During a four-hour interview, Hamrick recounted literally dozens of instances of being rebuked, blasted, or otherwise corrected for her sins and devils. In one instance, she recalls being forced to participate in her prayer session as her hair was pulled.
And she also notes multiple instances of others who were punished.
For instance, according to Hamrick:
n A young man in his 20s from Holland who “just disappeared.” She said he was supposedly removed from the church for “rebellion” and one day reappeared and shared with the congregation about his months living in a makeshift room created by clothes racks at a business where he was given a bed, Bible, monitor, clothes and food and water.

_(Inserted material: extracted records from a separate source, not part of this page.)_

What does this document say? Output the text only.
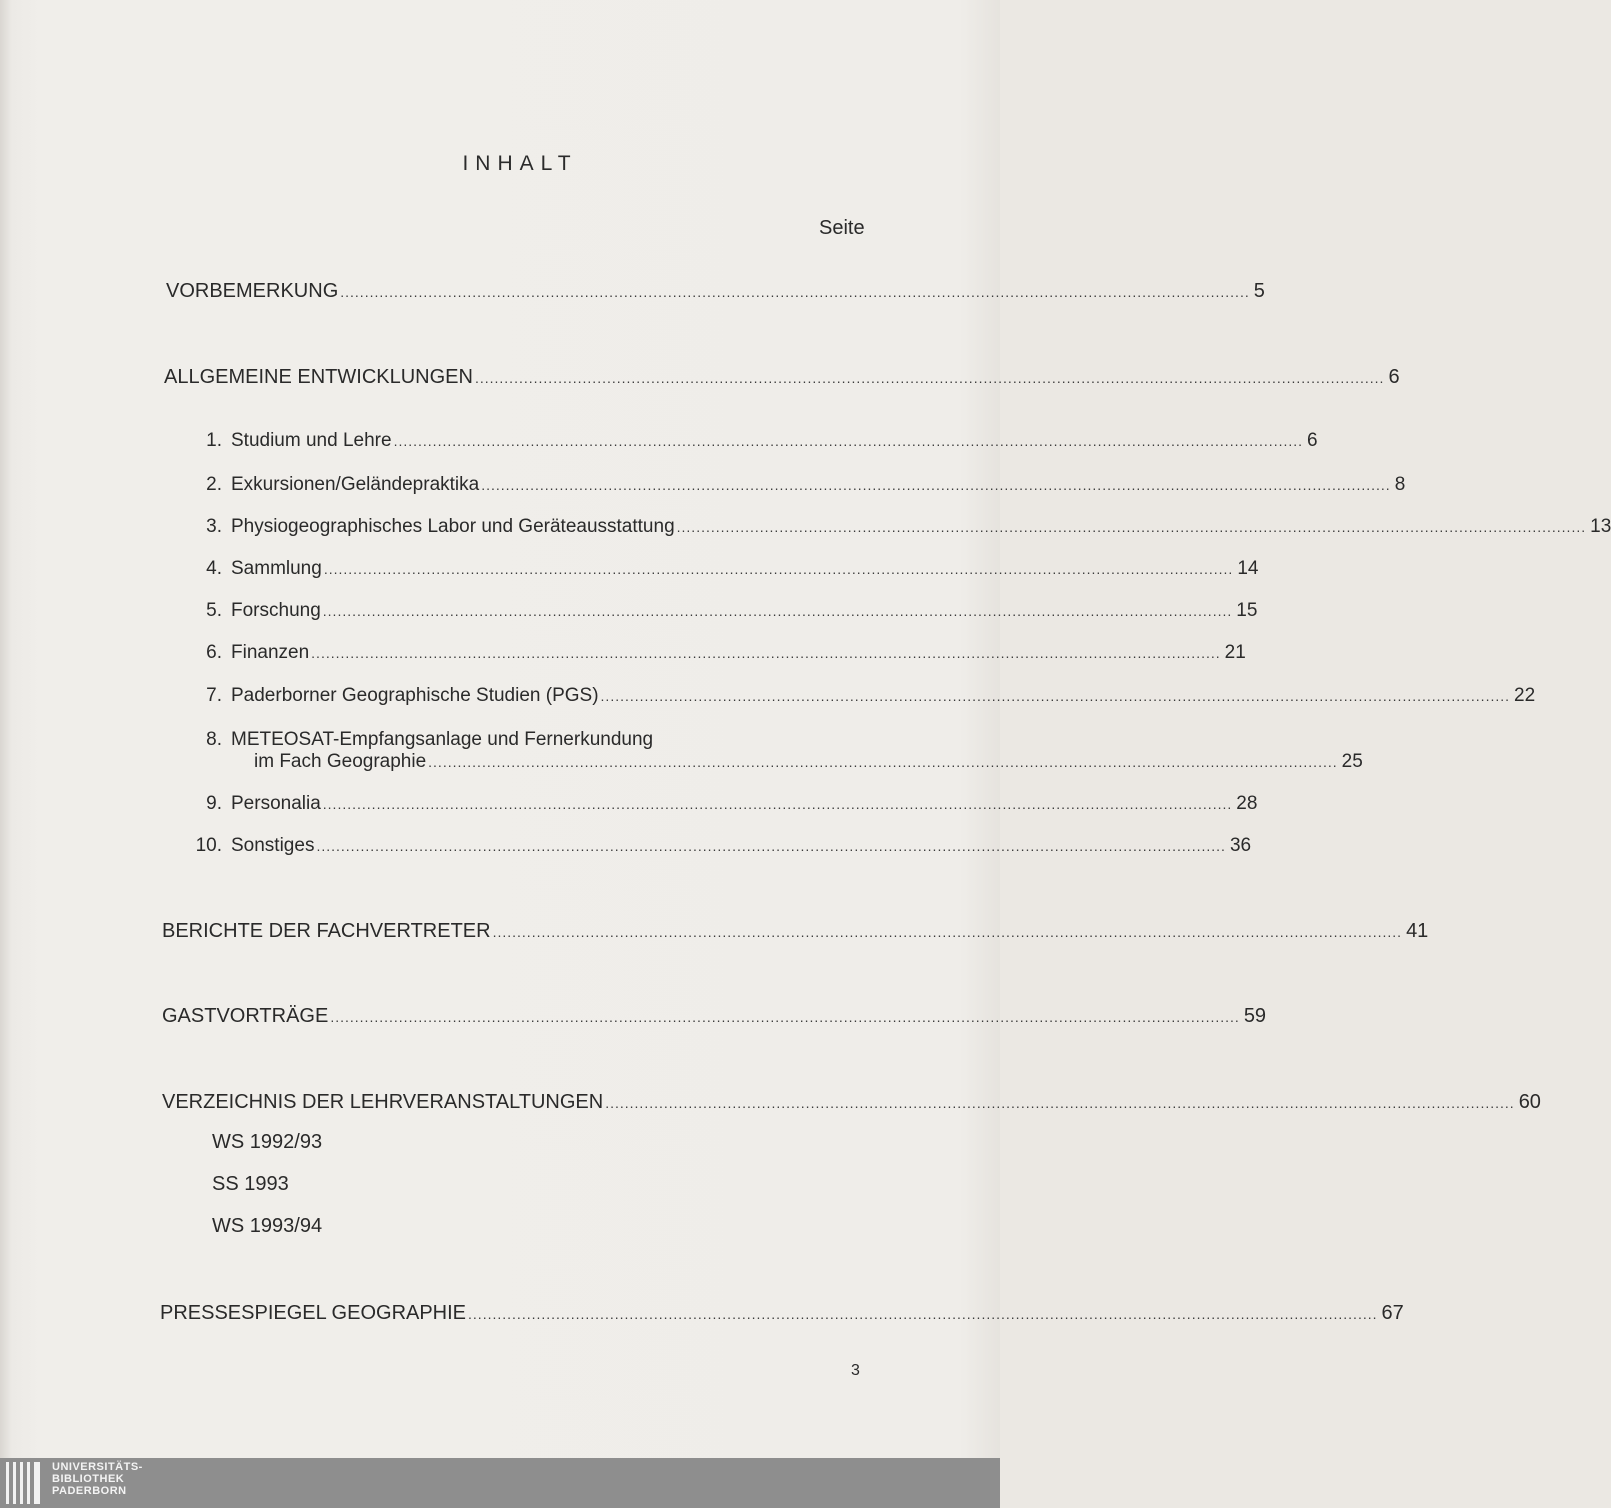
INHALT
Seite
VORBEMERKUNG .......................................................................................................................................................................................... 5
ALLGEMEINE ENTWICKLUNGEN .......................................................................................................................................................................................... 6
1. Studium und Lehre .......................................................................................................................................................................................... 6
2. Exkursionen/Geländepraktika .......................................................................................................................................................................................... 8
3. Physiogeographisches Labor und Geräteausstattung .......................................................................................................................................................................................... 13
4. Sammlung .......................................................................................................................................................................................... 14
5. Forschung .......................................................................................................................................................................................... 15
6. Finanzen .......................................................................................................................................................................................... 21
7. Paderborner Geographische Studien (PGS) .......................................................................................................................................................................................... 22
8. METEOSAT-Empfangsanlage und Fernerkundung
im Fach Geographie .......................................................................................................................................................................................... 25
9. Personalia .......................................................................................................................................................................................... 28
10. Sonstiges .......................................................................................................................................................................................... 36
BERICHTE DER FACHVERTRETER .......................................................................................................................................................................................... 41
GASTVORTRÄGE .......................................................................................................................................................................................... 59
VERZEICHNIS DER LEHRVERANSTALTUNGEN .......................................................................................................................................................................................... 60
WS 1992/93
SS 1993
WS 1993/94
PRESSESPIEGEL GEOGRAPHIE .......................................................................................................................................................................................... 67
3
UNIVERSITÄTS-
BIBLIOTHEK
PADERBORN
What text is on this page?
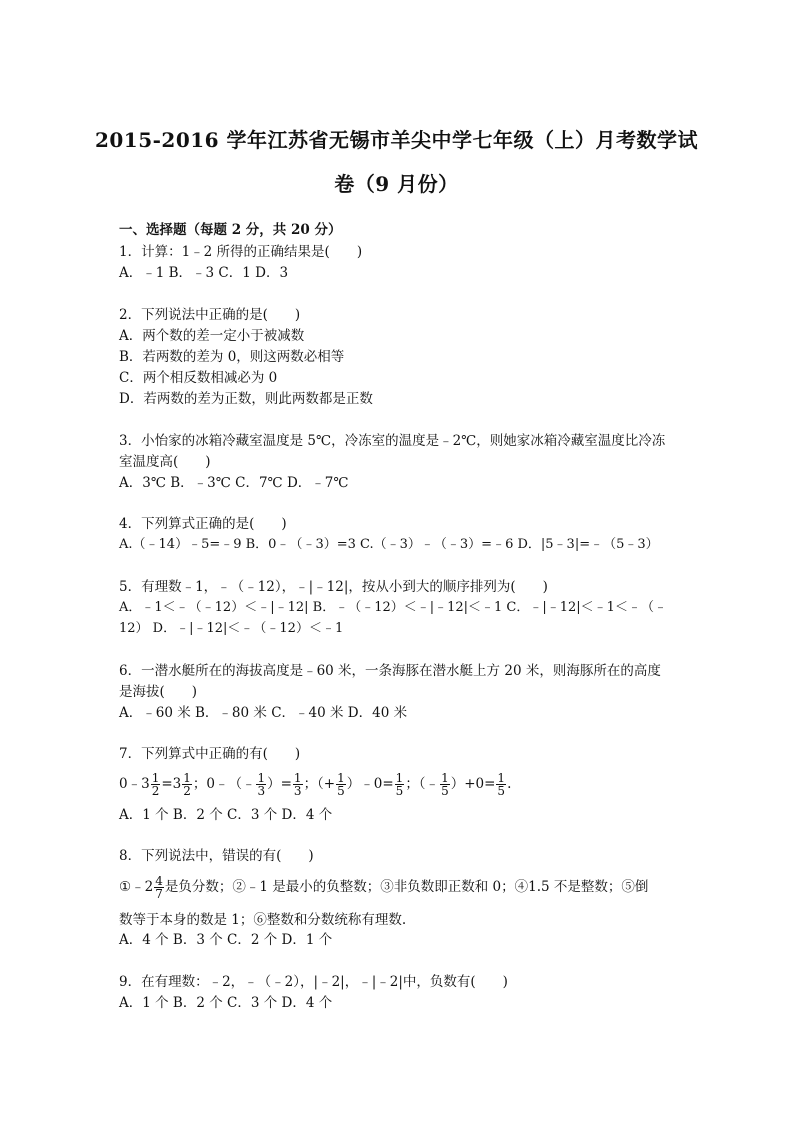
2015-2016 学年江苏省无锡市羊尖中学七年级（上）月考数学试
卷（9 月份）
一、选择题（每题 2 分，共 20 分）
1．计算：1﹣2 所得的正确结果是(　　)
A．﹣1 B．﹣3 C．1 D．3
2．下列说法中正确的是(　　)
A．两个数的差一定小于被减数
B．若两数的差为 0，则这两数必相等
C．两个相反数相减必为 0
D．若两数的差为正数，则此两数都是正数
3．小怡家的冰箱冷藏室温度是 5℃，冷冻室的温度是﹣2℃，则她家冰箱冷藏室温度比冷冻
室温度高(　　)
A．3℃ B．﹣3℃ C．7℃ D．﹣7℃
4．下列算式正确的是(　　)
A.（﹣14）﹣5=﹣9 B．0﹣（﹣3）=3 C.（﹣3）﹣（﹣3）=﹣6 D．|5﹣3|=﹣（5﹣3）
5．有理数﹣1，﹣（﹣12），﹣|﹣12|，按从小到大的顺序排列为(　　)
A．﹣1＜﹣（﹣12）＜﹣|﹣12| B．﹣（﹣12）＜﹣|﹣12|＜﹣1 C．﹣|﹣12|＜﹣1＜﹣（﹣
12） D．﹣|﹣12|＜﹣（﹣12）＜﹣1
6．一潜水艇所在的海拔高度是﹣60 米，一条海豚在潜水艇上方 20 米，则海豚所在的高度
是海拔(　　)
A．﹣60 米 B．﹣80 米 C．﹣40 米 D．40 米
7．下列算式中正确的有(　　)
0﹣3 $\frac{1}{2} =3 \frac{1}{2}$ ；0﹣（﹣ $\frac{1}{3}$ ）= $\frac{1}{3}$ ；（+ $\frac{1}{5}$ ）﹣0= $\frac{1}{5}$ ；（﹣ $\frac{1}{5} )+0= \frac{1}{5}$ .
A．1 个 B．2 个 C．3 个 D．4 个
8．下列说法中，错误的有(　　)
①﹣2 $\frac{4}{7}$ 是负分数；②﹣1 是最小的负整数；③非负数即正数和 0；④1.5 不是整数；⑤倒
数等于本身的数是 1；⑥整数和分数统称有理数.
A．4 个 B．3 个 C．2 个 D．1 个
9．在有理数：﹣2，﹣（﹣2），|﹣2|，﹣|﹣2|中，负数有(　　)
A．1 个 B．2 个 C．3 个 D．4 个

n A young man who came to one of the church’s “seminars” in November 2001 and was held down after he refused to be touched by Whaley. At one point, the man lifted a chair over his head and warned the church members to keep away. The congregation was told to get out while church leaders “physically pushed him into a chair” for a prayer session which lasted two hours. Hamrick said Whaley later showed her the bruises left on her feet when the man stomped her. “He said, ‘Please just let me go, and I won’t hurt anybody’,” Hamrick said.
n On Sept. 11, 2001, Hamrick learned about the terrorist attacks from a co-worker at the store. She approached a church leader about the news and was told not to discuss the event until church leaders could “take hold” of it. Later, the congregation was shown edited clips of the news coverage in the sanctuary and told, “Anybody who gives to fear or perversion about what happened needed to get (deliverance).” Hamrick said perversion meant to feel sadness dor those who were in the World Trade Center towers.
n The elderly mother of a church member was brought from a nursing home to the church service where her “born again” status was questioned by Whaley in front of the congregation. When Whaley said the woman, who was sitting in a wheelchair, had not been born again, the woman asked how she knew. Whaley replied, “God told me you weren’t born again.” Hamrick said that her son and grandchildren were asked whether the woman was born again. They said no. “You might be born again one week and not the next,” Hamrick said.
In early February, Hamrick left the church behind and fled for good to the outside. She said she spent several worrisome weeks, wondering whether she had made the right decision and troubled by the church’s teachings regarding salvation of the soul.
Hamrick said she even attempted suicide.
She said she eventually decided, “If (WOFF) is God, I don’t want to serve Him.”
Hamrick went for treatment at Wellspring Retreat in Ohio for two weeks. After a stint on her own, she returned again for additional treatment where she said she “received so much healing” and now is making plans for her future.
She said she’s thinking about returning to school to study music therapy or seeking training as a counselor to help former members of abusive groups.
Now, on the outside of WOFF looking in, Hamrick said she believes she was duped.
“I am a good example about how people in this town can be deceived,” she said.